As they were escorted from court in chains, they flashed a defiant three-finger salute to the waiting media.
In Naypyidaw, dozens of employees from several government ministries posed for group photographs wearing red ribbons and flashing the democracy symbol.
Some 300 MPs also held a virtual meeting Friday to convene an unofficial "parliament committee" in defiance of military rule, according to the NLD.
The coup has drawn condemnation globally.
On Thursday, US President Biden reiterated his call for the generals to reverse course.
"The Burmese military should relinquish power they have seized, release the advocates and activists and officials they have detained, lift the restrictions in telecommunications, and refrain from violence," he said.
His National Security Advisor Jake Sullivan also said the White House was "looking at specific targeted sanctions" on military-linked entities.
The UN Security Council took a softer line, voicing "deep concern" -- a step down from a draft Tuesday that had condemned the coup.

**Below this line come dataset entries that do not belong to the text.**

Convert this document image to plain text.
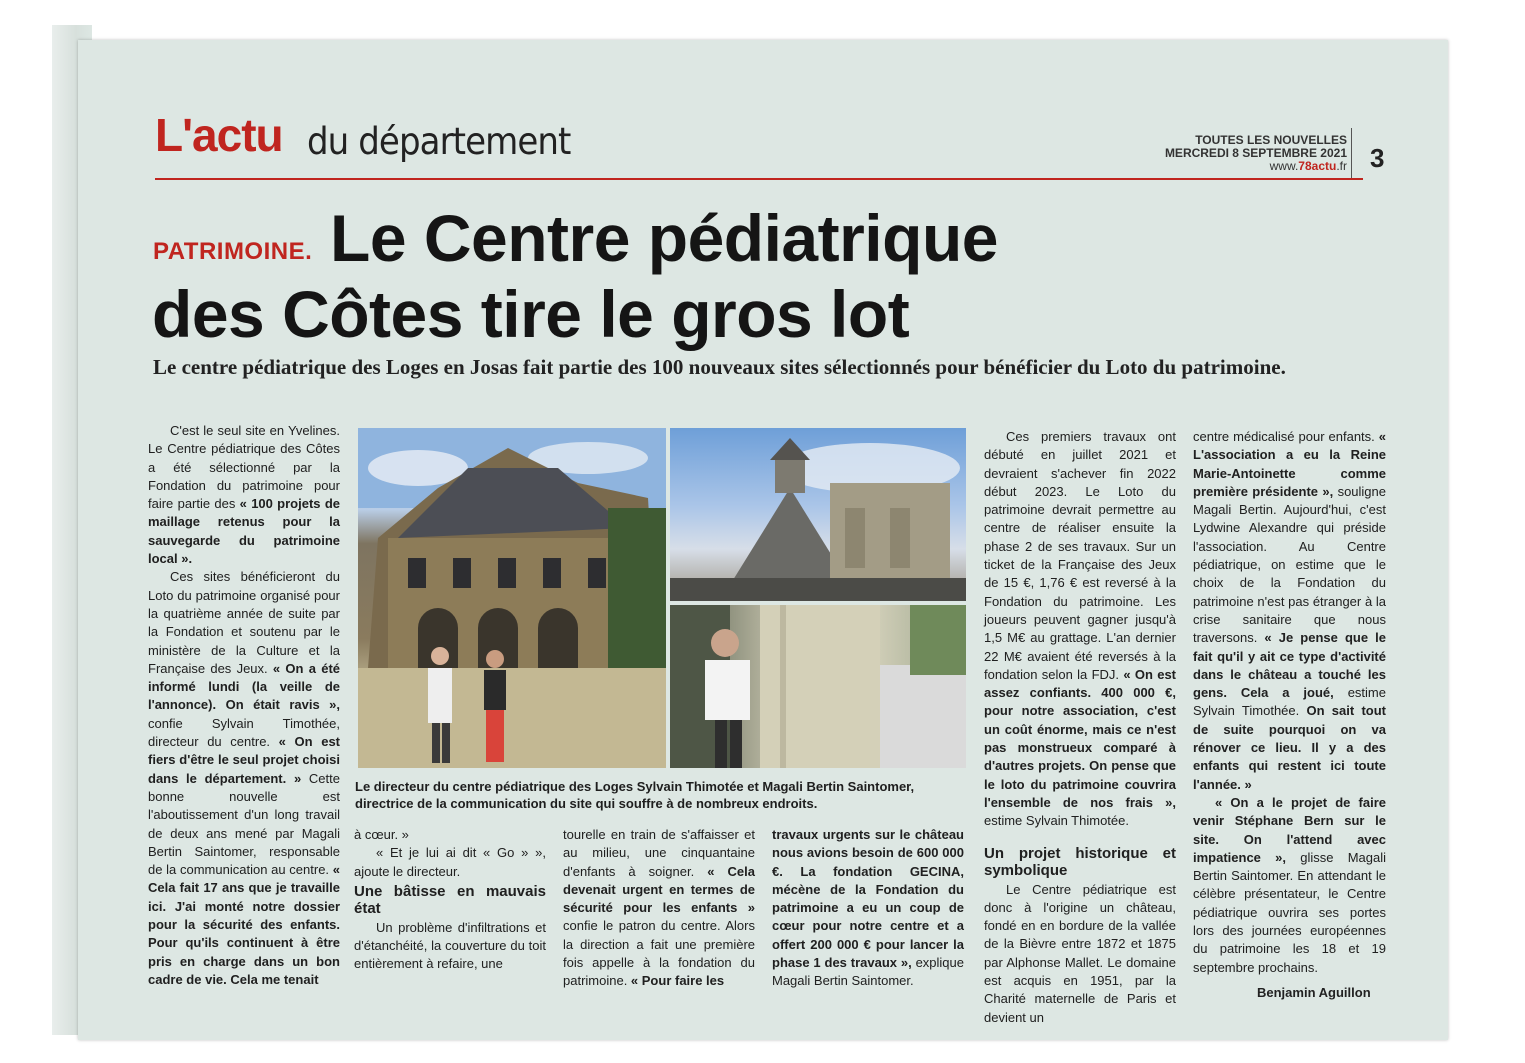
L'actu du département	TOUTES LES NOUVELLES
MERCREDI 8 SEPTEMBRE 2021
www.78actu.fr 3
Le Centre pédiatrique
des Côtes tire le gros lot
PATRIMOINE.
Le centre pédiatrique des Loges en Josas fait partie des 100 nouveaux sites sélectionnés pour bénéficier du Loto du patrimoine.

C'est le seul site en Yvelines. Le Centre pédiatrique des Côtes a été sélectionné par la Fondation du patrimoine pour faire partie des « 100 projets de maillage retenus pour la sauvegarde du patrimoine local ».

Ces sites bénéficieront du Loto du patrimoine organisé pour la quatrième année de suite par la Fondation et soutenu par le ministère de la Culture et la Française des Jeux. « On a été informé lundi (la veille de l'annonce). On était ravis », confie Sylvain Timothée, directeur du centre. « On est fiers d'être le seul projet choisi dans le département. » Cette bonne nouvelle est l'aboutissement d'un long travail de deux ans mené par Magali Bertin Saintomer, responsable de la communication au centre. « Cela fait 17 ans que je travaille ici. J'ai monté notre dossier pour la sécurité des enfants. Pour qu'ils continuent à être pris en charge dans un bon cadre de vie. Cela me tenait

Le directeur du centre pédiatrique des Loges Sylvain Thimotée et Magali Bertin Saintomer, directrice de la communication du site qui souffre à de nombreux endroits.

à cœur. »

« Et je lui ai dit « Go » », ajoute le directeur.

Une bâtisse en mauvais état

Un problème d'infiltrations et d'étanchéité, la couverture du toit entièrement à refaire, une

tourelle en train de s'affaisser et au milieu, une cinquantaine d'enfants à soigner. « Cela devenait urgent en termes de sécurité pour les enfants » confie le patron du centre. Alors la direction a fait une première fois appelle à la fondation du patrimoine. « Pour faire les

travaux urgents sur le château nous avions besoin de 600 000 €. La fondation GECINA, mécène de la Fondation du patrimoine a eu un coup de cœur pour notre centre et a offert 200 000 € pour lancer la phase 1 des travaux », explique Magali Bertin Saintomer.

Ces premiers travaux ont débuté en juillet 2021 et devraient s'achever fin 2022 début 2023. Le Loto du patrimoine devrait permettre au centre de réaliser ensuite la phase 2 de ses travaux. Sur un ticket de la Française des Jeux de 15 €, 1,76 € est reversé à la Fondation du patrimoine. Les joueurs peuvent gagner jusqu'à 1,5 M€ au grattage. L'an dernier 22 M€ avaient été reversés à la fondation selon la FDJ. « On est assez confiants. 400 000 €, pour notre association, c'est un coût énorme, mais ce n'est pas monstrueux comparé à d'autres projets. On pense que le loto du patrimoine couvrira l'ensemble de nos frais », estime Sylvain Thimotée.

Un projet historique et symbolique

Le Centre pédiatrique est donc à l'origine un château, fondé en en bordure de la vallée de la Bièvre entre 1872 et 1875 par Alphonse Mallet. Le domaine est acquis en 1951, par la Charité maternelle de Paris et devient un

centre médicalisé pour enfants. « L'association a eu la Reine Marie-Antoinette comme première présidente », souligne Magali Bertin. Aujourd'hui, c'est Lydwine Alexandre qui préside l'association. Au Centre pédiatrique, on estime que le choix de la Fondation du patrimoine n'est pas étranger à la crise sanitaire que nous traversons. « Je pense que le fait qu'il y ait ce type d'activité dans le château a touché les gens. Cela a joué, estime Sylvain Timothée. On sait tout de suite pourquoi on va rénover ce lieu. Il y a des enfants qui restent ici toute l'année. »

« On a le projet de faire venir Stéphane Bern sur le site. On l'attend avec impatience », glisse Magali Bertin Saintomer. En attendant le célèbre présentateur, le Centre pédiatrique ouvrira ses portes lors des journées européennes du patrimoine les 18 et 19 septembre prochains.

Benjamin Aguillon
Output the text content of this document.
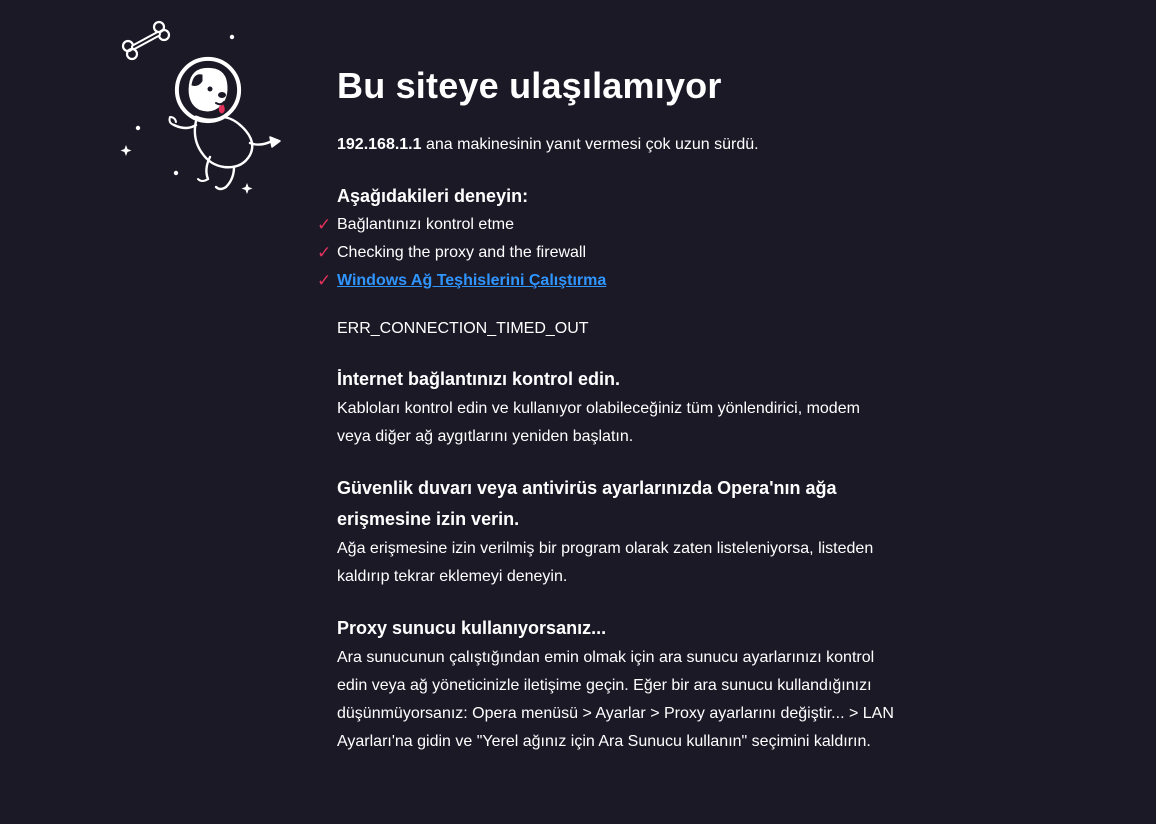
Bu siteye ulaşılamıyor

192.168.1.1 ana makinesinin yanıt vermesi çok uzun sürdü.

Aşağıdakileri deneyin:
✓ Bağlantınızı kontrol etme
✓ Checking the proxy and the firewall
✓ Windows Ağ Teşhislerini Çalıştırma
ERR_CONNECTION_TIMED_OUT
İnternet bağlantınızı kontrol edin.

Kabloları kontrol edin ve kullanıyor olabileceğiniz tüm yönlendirici, modem veya diğer ağ aygıtlarını yeniden başlatın.

Güvenlik duvarı veya antivirüs ayarlarınızda Opera'nın ağa erişmesine izin verin.

Ağa erişmesine izin verilmiş bir program olarak zaten listeleniyorsa, listeden kaldırıp tekrar eklemeyi deneyin.

Proxy sunucu kullanıyorsanız...

Ara sunucunun çalıştığından emin olmak için ara sunucu ayarlarınızı kontrol edin veya ağ yöneticinizle iletişime geçin. Eğer bir ara sunucu kullandığınızı düşünmüyorsanız: Opera menüsü > Ayarlar > Proxy ayarlarını değiştir... > LAN Ayarları'na gidin ve "Yerel ağınız için Ara Sunucu kullanın" seçimini kaldırın.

Diplomats said veto-wielding China and Russia, Myanmar's main supporters at the UN, had asked for more time Tuesday to finesse the council's response.
There have been calls on multinational companies working with Myanmar's military-linked businesses to cut ties as a way to pressure the generals.
Japanese beer giant Kirin -- long under scrutiny over its ties to Myanmar's army-owned breweries -- said Friday it was terminating a joint venture with a military-owned conglomerate.